Garden furniture also entered the home through the power of imagery — think of the erotic aura surrounding the Peacock Chair in the film Emmanuelle, whose woven structure combines lightness and monumentality. And what about Aldo Rossi’s Cabina dell’Elba, a sui generis wardrobe that instantly evokes the sounds and idleness of beach life? Another material narrative concerns tables and benches in concrete and terrazzo, long associated with outdoor settings but equally at ease indoors. Examples include Aspic by Gordon Guillaumier for Roda, the Fusto Collection tables by Studio Irvine for Forma & Cemento, and the Juno coffee tables by Draga & Aurel for Baxter.

Ronan Bouroullec's Passage collection for Kettal. Courtesy Kettal

In recent years, innovation in materials and forms has continued to drive this passage from terrace to living room. Plastic seating, originally conceived for popular outdoor environments, has acquired increasingly sophisticated finishes and coverings. While these protect against weathering, they also paradoxically make such pieces more legitimate within domestic interiors. At the opposite end of the spectrum lies the collectible design world, where experimentation has further dissolved rigid boundaries. The Objets Nomades collection, which Louis Vuitton has been developing for more than a decade, exemplifies this attitude by bringing the language of travel into the domestic sphere.

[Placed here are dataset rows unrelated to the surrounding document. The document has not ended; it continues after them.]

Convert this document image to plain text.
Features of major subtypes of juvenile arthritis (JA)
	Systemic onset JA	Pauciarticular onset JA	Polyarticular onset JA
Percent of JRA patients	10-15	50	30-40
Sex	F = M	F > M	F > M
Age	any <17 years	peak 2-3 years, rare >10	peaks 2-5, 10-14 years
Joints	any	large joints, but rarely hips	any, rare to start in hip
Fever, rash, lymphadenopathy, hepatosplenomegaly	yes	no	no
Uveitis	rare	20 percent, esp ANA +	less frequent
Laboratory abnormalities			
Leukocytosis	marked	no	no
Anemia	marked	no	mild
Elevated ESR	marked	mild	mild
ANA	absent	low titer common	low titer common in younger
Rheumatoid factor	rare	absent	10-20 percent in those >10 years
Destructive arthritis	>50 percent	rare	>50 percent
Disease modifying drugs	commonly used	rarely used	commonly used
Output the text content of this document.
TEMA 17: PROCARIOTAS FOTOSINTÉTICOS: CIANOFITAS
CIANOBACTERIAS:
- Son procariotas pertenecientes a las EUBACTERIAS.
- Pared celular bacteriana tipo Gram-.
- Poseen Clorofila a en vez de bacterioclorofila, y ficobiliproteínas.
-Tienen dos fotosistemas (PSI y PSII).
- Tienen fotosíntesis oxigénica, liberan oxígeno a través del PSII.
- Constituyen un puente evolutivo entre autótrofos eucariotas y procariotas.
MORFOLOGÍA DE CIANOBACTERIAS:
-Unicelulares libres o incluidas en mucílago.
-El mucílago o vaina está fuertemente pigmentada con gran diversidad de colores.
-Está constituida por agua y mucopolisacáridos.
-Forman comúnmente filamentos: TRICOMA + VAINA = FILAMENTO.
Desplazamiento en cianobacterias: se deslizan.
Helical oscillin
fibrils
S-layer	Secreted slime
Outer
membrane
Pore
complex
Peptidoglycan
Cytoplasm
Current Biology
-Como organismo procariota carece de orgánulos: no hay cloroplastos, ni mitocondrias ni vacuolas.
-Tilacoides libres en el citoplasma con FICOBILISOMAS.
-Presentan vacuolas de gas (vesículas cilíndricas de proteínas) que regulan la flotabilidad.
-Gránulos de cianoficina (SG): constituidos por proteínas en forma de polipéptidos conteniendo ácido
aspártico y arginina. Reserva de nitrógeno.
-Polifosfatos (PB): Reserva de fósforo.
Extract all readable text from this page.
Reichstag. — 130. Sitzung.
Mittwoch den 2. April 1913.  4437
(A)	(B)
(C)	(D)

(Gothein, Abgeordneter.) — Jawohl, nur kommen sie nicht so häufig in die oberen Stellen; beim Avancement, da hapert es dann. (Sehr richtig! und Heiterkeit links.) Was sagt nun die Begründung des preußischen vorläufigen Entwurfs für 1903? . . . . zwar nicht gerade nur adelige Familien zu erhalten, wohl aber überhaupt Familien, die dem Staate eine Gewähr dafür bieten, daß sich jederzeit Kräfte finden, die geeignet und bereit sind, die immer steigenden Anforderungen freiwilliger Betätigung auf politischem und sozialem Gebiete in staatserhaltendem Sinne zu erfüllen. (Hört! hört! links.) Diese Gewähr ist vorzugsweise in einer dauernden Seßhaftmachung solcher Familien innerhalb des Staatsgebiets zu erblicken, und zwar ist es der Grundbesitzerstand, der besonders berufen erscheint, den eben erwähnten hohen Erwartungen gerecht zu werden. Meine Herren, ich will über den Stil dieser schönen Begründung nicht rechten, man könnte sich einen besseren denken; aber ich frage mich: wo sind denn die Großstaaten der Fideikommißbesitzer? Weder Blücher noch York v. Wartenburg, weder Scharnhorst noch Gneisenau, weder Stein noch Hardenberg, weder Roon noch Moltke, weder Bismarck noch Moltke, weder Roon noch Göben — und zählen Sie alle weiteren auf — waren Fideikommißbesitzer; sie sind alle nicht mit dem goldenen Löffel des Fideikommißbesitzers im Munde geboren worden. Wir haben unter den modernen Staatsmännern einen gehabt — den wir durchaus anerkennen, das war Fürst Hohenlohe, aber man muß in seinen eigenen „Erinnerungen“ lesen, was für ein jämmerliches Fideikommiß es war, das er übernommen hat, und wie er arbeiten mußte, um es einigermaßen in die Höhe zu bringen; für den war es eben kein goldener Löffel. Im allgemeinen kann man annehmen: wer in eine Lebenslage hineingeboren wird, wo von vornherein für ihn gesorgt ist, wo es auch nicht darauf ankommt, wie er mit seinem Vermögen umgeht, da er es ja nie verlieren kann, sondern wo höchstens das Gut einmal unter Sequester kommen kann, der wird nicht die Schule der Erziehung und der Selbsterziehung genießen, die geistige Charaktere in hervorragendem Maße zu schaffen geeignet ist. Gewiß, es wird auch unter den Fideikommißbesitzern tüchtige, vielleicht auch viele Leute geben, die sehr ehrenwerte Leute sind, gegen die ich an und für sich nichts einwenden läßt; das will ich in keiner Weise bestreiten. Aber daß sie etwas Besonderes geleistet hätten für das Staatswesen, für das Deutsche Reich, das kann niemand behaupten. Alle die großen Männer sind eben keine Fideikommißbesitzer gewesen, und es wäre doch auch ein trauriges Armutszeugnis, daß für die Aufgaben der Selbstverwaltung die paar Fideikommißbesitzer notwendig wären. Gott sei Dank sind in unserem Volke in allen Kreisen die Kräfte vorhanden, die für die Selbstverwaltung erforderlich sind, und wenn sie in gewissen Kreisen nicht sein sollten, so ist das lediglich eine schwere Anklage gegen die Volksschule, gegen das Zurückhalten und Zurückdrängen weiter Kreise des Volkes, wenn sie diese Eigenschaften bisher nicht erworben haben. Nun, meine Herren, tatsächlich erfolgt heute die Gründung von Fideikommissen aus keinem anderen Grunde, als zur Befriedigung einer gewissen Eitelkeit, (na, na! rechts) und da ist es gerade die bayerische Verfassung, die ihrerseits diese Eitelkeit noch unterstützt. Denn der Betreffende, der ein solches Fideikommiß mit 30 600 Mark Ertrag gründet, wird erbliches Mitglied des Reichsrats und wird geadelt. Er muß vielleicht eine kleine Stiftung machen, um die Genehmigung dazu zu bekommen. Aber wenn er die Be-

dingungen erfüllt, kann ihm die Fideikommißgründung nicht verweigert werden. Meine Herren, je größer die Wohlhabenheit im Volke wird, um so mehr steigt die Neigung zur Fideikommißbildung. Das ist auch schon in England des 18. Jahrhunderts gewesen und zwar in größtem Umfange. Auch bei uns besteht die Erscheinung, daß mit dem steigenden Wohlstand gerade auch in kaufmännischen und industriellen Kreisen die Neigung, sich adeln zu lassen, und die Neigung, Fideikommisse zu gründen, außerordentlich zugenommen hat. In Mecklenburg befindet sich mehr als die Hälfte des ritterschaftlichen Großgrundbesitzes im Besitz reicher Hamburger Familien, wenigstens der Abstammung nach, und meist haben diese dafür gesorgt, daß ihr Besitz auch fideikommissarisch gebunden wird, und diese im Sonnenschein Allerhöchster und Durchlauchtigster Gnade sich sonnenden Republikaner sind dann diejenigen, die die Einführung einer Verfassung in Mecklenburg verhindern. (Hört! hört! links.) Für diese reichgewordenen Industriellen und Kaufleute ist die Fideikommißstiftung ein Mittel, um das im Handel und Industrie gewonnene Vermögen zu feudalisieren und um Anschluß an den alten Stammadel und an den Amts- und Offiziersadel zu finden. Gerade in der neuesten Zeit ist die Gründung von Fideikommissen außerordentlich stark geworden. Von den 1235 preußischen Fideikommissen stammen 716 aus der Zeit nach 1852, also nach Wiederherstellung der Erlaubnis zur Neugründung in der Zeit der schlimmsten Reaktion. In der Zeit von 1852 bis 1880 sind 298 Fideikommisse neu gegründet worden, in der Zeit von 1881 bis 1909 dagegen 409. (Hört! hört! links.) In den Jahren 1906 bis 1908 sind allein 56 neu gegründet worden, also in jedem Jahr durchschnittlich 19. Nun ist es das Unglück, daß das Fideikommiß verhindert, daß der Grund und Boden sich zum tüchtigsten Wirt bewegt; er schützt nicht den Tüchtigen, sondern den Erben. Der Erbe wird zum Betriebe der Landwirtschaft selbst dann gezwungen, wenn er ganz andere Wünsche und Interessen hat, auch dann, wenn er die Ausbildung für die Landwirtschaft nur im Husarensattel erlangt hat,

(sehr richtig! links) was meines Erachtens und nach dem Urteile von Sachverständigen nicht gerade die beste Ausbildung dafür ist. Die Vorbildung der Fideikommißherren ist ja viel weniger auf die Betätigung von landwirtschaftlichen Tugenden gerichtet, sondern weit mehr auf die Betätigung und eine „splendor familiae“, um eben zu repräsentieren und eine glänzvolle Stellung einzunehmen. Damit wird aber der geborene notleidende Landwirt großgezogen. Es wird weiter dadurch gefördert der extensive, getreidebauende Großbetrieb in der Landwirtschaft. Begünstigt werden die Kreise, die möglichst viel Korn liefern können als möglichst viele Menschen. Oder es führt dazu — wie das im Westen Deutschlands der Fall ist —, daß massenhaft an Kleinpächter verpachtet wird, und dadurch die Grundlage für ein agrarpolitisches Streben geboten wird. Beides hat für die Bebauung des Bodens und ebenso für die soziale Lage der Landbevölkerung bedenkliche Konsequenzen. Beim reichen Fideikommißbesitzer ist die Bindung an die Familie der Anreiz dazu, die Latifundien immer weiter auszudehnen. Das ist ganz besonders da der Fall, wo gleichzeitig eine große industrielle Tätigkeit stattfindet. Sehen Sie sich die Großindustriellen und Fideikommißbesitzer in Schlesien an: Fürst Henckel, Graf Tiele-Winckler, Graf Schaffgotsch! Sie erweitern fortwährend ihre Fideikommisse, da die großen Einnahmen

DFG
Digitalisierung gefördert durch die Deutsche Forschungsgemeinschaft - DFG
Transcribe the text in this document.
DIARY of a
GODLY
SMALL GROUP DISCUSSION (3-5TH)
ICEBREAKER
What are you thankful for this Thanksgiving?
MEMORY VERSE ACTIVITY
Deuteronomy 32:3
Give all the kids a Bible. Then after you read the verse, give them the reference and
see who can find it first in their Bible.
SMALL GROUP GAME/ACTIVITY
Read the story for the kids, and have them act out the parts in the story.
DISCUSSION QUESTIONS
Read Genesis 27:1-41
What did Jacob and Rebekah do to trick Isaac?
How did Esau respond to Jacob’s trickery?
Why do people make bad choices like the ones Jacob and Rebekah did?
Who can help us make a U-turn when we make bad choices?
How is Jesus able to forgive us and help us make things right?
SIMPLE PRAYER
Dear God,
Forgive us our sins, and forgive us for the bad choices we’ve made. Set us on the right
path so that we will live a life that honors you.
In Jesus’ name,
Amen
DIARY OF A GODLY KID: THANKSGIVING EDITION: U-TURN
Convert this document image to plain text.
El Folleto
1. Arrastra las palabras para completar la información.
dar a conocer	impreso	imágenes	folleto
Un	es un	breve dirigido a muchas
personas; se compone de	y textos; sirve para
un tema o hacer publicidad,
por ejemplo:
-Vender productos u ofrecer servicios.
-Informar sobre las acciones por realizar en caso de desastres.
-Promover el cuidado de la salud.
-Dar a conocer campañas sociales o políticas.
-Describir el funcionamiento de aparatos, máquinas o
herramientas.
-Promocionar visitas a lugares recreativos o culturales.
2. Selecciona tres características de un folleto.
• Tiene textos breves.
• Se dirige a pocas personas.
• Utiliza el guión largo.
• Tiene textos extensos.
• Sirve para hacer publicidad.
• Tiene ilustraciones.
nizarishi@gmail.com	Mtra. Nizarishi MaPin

Breeze by Alessandro Stabile for S.cab. Courtesy S.cab

Finally, in the realm of upholstered furniture, several collections launched in recent years explicitly embrace this liminal condition — a way of living comfortably between two environments. Passage, designed by Ronan Bouroullec for Kettal, emphasises this hybrid identity already in its name, with chairs and sofas equally suited to public spaces, private outdoor settings, or residential interiors. Brezza, a sofa system by Alessandro Stabile for S.Cab, reinterprets informal seating through an apparently structureless composition of oversized cushions: introduced in 2024 as an outdoor product, it now arrives in an indoor version thanks to new coverings.

Tavolini della collezione Juno di Draga & Aurel per Baxter. Courtesy Baxter

Among Magis’ latest collections, In-Side by British designer Thomas Heatherwick transforms a sculptural form into a universal piece suited to virtually any setting. The sofa is made from post-consumer polyethylene, revalued through a process that elevates waste into a design feature. It is a strategy that dismantles expectations through design ingenuity, reaffirming that neither material nor comfort alone shape legitimate habits and associations — rather, it is the form itself and the behaviours it generates.